IDFC Bank’s (IDFCB) ₹42,200-crore senior bonds (to be transferred from IDFC) and the proposed ₹10,000-crore senior infrastructure bonds have been assigned a ‘Provisional IND AAA’ rating, with a stable outlook, by India Ratings and Research (Ind-Ra).

The assignment of the final rating is subject to the inclusion of IDFCB in the Second Schedule of the Reserve Bank of India (RBI) Act, 1934, it added.

IDFCB is likely to start banking operations from October 1, and it will be 53 per cent owned by IDFC Financial Holding Company, a 100 per cent subsidiary of IDFC (IND AAA/Stable), with the rest held by IDFC’s shareholders.

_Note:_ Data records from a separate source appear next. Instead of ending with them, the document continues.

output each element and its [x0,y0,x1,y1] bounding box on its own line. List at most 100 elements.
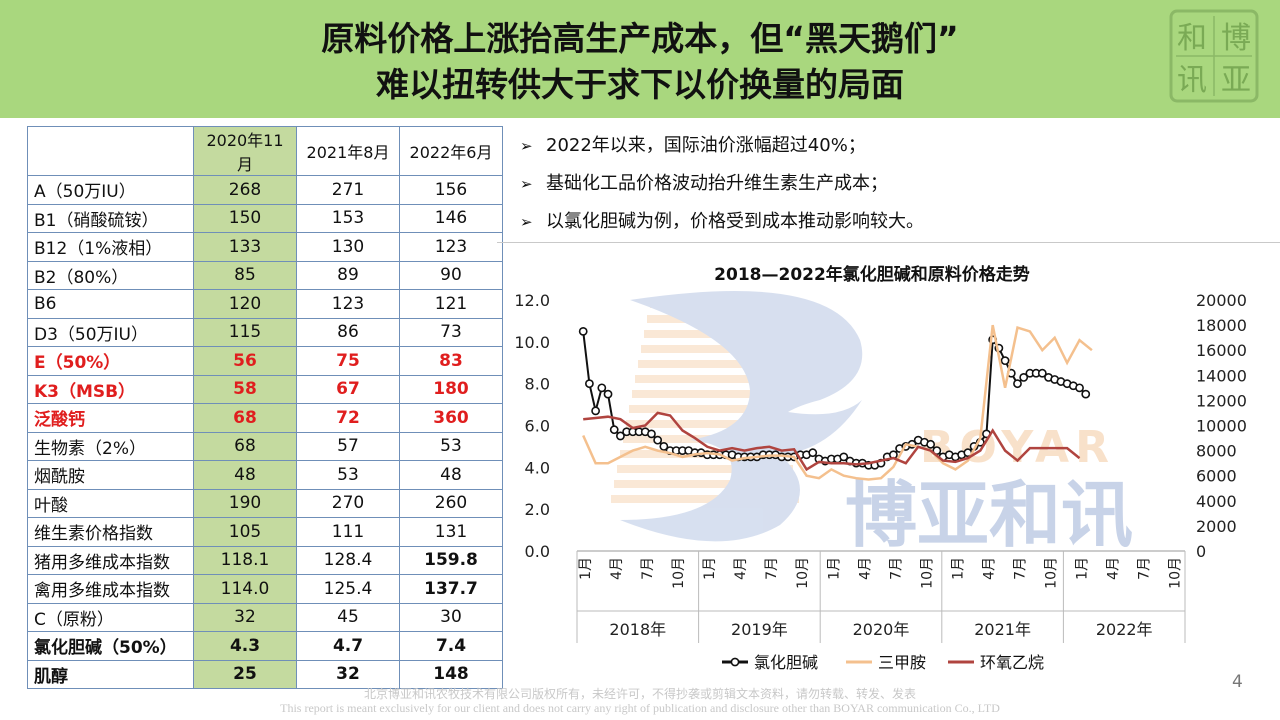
price-cell: 68 [193,403,297,433]
brand-watermark: BOYAR 博亚和讯 [611,291,1133,557]
x-month-label: 1月 [826,557,842,580]
price-cell: 114.0 [193,574,297,604]
price-cell: 7.4 [399,631,503,661]
y-right-tick-label: 20000 [1196,291,1247,310]
row-label: 猪用多维成本指数 [27,545,194,575]
column-header: 2021年8月 [296,126,400,176]
legend-label: 氯化胆碱 [754,653,818,672]
watermark-bird-shape [620,291,863,542]
table-row: 生物素（2%） 68 57 53 [27,431,503,461]
x-month-label: 4月 [857,557,873,580]
row-label: 叶酸 [27,488,194,518]
seal-char-2: 博 [1221,21,1251,56]
title-banner: 原料价格上涨抬高生产成本，但“黑天鹅们” 难以扭转供大于求下以价换量的局面 和 … [0,0,1280,118]
legend-marker [730,657,740,667]
table-row: 肌醇 25 32 148 [27,659,503,689]
data-point [653,435,663,445]
row-label: K3（MSB） [27,374,194,404]
price-cell: 58 [193,374,297,404]
x-month-label: 10月 [1167,557,1183,589]
y-right-tick-label: 16000 [1196,341,1247,360]
table-row: E（50%） 56 75 83 [27,346,503,376]
slide-title: 原料价格上涨抬高生产成本，但“黑天鹅们” 难以扭转供大于求下以价换量的局面 [130,16,1150,108]
copyright-notice-zh: 北京博亚和讯农牧技术有限公司版权所有，未经许可，不得抄袭或剪辑文本资料，请勿转载… [363,687,916,701]
price-cell: 137.7 [399,574,503,604]
series-line-1 [582,324,1093,481]
price-cell: 67 [296,374,400,404]
price-cell: 68 [193,431,297,461]
row-label: 烟酰胺 [27,460,194,490]
row-label: 肌醇 [27,659,194,689]
price-trend-chart: BOYAR 博亚和讯 2018—2022年氯化胆碱和原料价格走势 0.0 2.0 4… [514,264,1247,672]
table-corner-cell [27,126,194,176]
x-year-label: 2022年 [1096,620,1153,639]
price-cell: 48 [399,460,503,490]
y-right-tick-label: 4000 [1196,492,1237,511]
watermark-brand-zh: 博亚和讯 [845,473,1133,557]
row-label: B2（80%） [27,260,194,290]
chart-title: 2018—2022年氯化胆碱和原料价格走势 [714,264,1030,285]
y-right-tick-label: 18000 [1196,316,1247,335]
x-month-label: 10月 [795,557,811,589]
x-year-label: 2019年 [731,620,788,639]
table-row: 氯化胆碱（50%） 4.3 4.7 7.4 [27,631,503,661]
data-point [597,383,607,393]
data-point [1000,356,1010,366]
x-month-label: 1月 [702,557,718,580]
price-cell: 32 [296,659,400,689]
table-header-row: 2020年11月 2021年8月 2022年6月 [27,126,503,176]
table-row: 烟酰胺 48 53 48 [27,460,503,490]
x-month-label: 7月 [640,557,656,580]
bullet-text: 以氯化胆碱为例，价格受到成本推动影响较大。 [546,211,924,232]
price-cell: 89 [296,260,400,290]
title-line-2: 难以扭转供大于求下以价换量的局面 [376,65,904,104]
price-cell: 30 [399,602,503,632]
data-point [839,452,849,462]
data-point [578,326,588,336]
bullet-text: 基础化工品价格波动抬升维生素生产成本； [546,173,888,194]
data-point [1037,368,1047,378]
page-number: 4 [1232,672,1243,692]
price-cell: 53 [296,460,400,490]
price-cell: 45 [296,602,400,632]
y-left-tick-label: 6.0 [525,417,550,436]
x-month-label: 1月 [578,557,594,580]
legend-label: 三甲胺 [878,653,926,672]
y-left-tick-label: 4.0 [525,458,550,477]
price-cell: 360 [399,403,503,433]
arrow-bullet-icon: ➢ [520,137,533,155]
x-month-label: 4月 [733,557,749,580]
row-label: 生物素（2%） [27,431,194,461]
price-cell: 123 [399,232,503,262]
x-month-label: 7月 [764,557,780,580]
price-cell: 131 [399,517,503,547]
x-year-label: 2020年 [853,620,910,639]
watermark-stripe [626,420,784,428]
vitamin-price-table: 2020年11月 2021年8月 2022年6月 A（50万IU） 268 271 1… [27,126,503,689]
x-month-label: 7月 [1012,557,1028,580]
data-point [591,406,601,416]
bullet-item: ➢ 2022年以来，国际油价涨幅超过40%； [520,128,1260,166]
table-row: B2（80%） 85 89 90 [27,260,503,290]
price-cell: 56 [193,346,297,376]
price-cell: 90 [399,260,503,290]
data-point [1081,389,1091,399]
x-month-label: 4月 [981,557,997,580]
watermark-stripe [614,480,796,488]
x-month-label: 7月 [888,557,904,580]
table-row: B6 120 123 121 [27,289,503,319]
brand-seal-logo: 和 博 讯 亚 [1169,9,1259,103]
data-point [1019,372,1029,382]
row-label: B12（1%液相） [27,232,194,262]
chart-axes: 0.0 2.0 4.0 6.0 8.0 10.0 12.0 0 2000 4000 6000 8000… [514,291,1247,643]
data-point [926,439,936,449]
table-row: B12（1%液相） 133 130 123 [27,232,503,262]
table-row: 禽用多维成本指数 114.0 125.4 137.7 [27,574,503,604]
bullet-item: ➢ 以氯化胆碱为例，价格受到成本推动影响较大。 [520,204,1260,242]
y-right-tick-label: 2000 [1196,517,1237,536]
price-cell: 133 [193,232,297,262]
x-month-label: 10月 [671,557,687,589]
arrow-bullet-icon: ➢ [520,175,533,193]
table-row: K3（MSB） 58 67 180 [27,374,503,404]
chart-legend: 氯化胆碱 三甲胺 环氧乙烷 [722,653,1044,672]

The rating reflects IDFCB’s robust credit buffers and Ind-Ra’s expectations of its ability and willingness to raise equity and maintain capital buffers superior to its sector peers, Ind-Ra said. This would enable it to cushion downside risks stemming from its existing concentrated wholesale lending book, it added.

IDFCB’s starting Tier I capital ratio of around 18 per cent will be the highest among its sector peers while its proactive general loan loss provisioning of around 8 per cent (ahead of the sector) provides significant comfort against potential stressed assets, the credit rating agency said.

Credit costs Ind-Ra also expects the operating buffers to be aided by existing provisions, which will keep credit costs subdued in the medium term.

The rating factors in IDFC’s legacy of strong risk management practices and tight loan monitoring systems, which should enable IDFCB to contain credit losses from an incremental book at a comparable level to its peers.

Ind-Ra believes IDFCB’s banking operations will strengthen the existing balance sheet by reducing the asset concentration risk while diversifying its funding profile through accretion of low-cost deposits.

However, the challenge for a successful transition would be its ability to differentiate itself in a competitive business.

Ind-Ra expects IDFCB’s credit costs to be cushioned by its contingency buffers, which could potentially offset the impact from any incremental slippages in the infrastructure sector.